The inflationary part is being driven a lot by what's happening with energy prices and the pass-through from energy prices into also core inflation.
So I think that's the more of the higher inflation, higher rate path story is coming from other forces on inflation as opposed to what's coming from
AI itself.
And then you have the real rate path, which is going up also because of the general risk environment that we're in, but also because of what's coming from this increase in capital demand coming from the AI sector.
So, I mean, what matters crucially is what we believe are the main drivers of our star at this moment.
Is it coming because of higher productivity growth, which is then
leading to higher investment and therefore demand for capital.

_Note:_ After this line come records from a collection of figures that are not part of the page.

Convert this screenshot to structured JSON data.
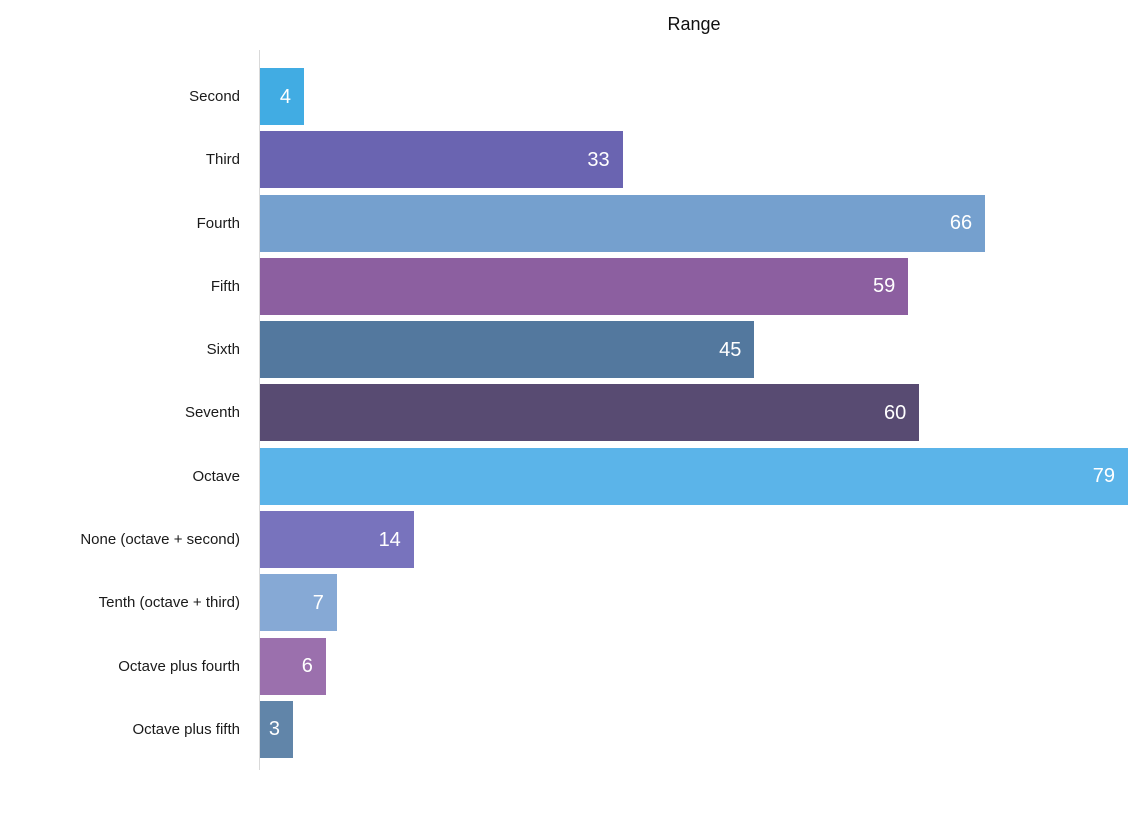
{
  "chart_data": {
    "type": "bar",
    "orientation": "horizontal",
    "title": "Range",
    "categories": [
      "Second",
      "Third",
      "Fourth",
      "Fifth",
      "Sixth",
      "Seventh",
      "Octave",
      "None (octave + second)",
      "Tenth (octave + third)",
      "Octave plus fourth",
      "Octave plus fifth"
    ],
    "values": [
      4,
      33,
      66,
      59,
      45,
      60,
      79,
      14,
      7,
      6,
      3
    ],
    "bar_colors": [
      "#41ACE3",
      "#6A64B1",
      "#75A0CE",
      "#8C5FA0",
      "#53789E",
      "#584B72",
      "#5BB4E9",
      "#7873BD",
      "#86A9D5",
      "#9B70AD",
      "#6185A9"
    ],
    "xlim": [
      0,
      79
    ],
    "xlabel": "",
    "ylabel": "",
    "grid": false,
    "legend": false,
    "value_label_style": "inside-end white",
    "value_label_color": "#ffffff",
    "category_label_color": "#1a1a1a",
    "axis_line_color": "#d9d9d9",
    "background_color": "#ffffff"
  }
}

All of that is good as a kind of good kind of increase in our star because that's an economy that is projected to grow at a faster rate.
And that helps.
That helps on many fronts, including in terms of bringing debt to GDP down.
The other reason our star is going up is because of the increase in fiscal deficits.
and just general high levels of government borrowing in the US, that is less appealing because that tends to be not necessarily growth enhancing, that the money that's being raised is not for productive, necessarily productive infrastructure investment that's gonna generate enough growth.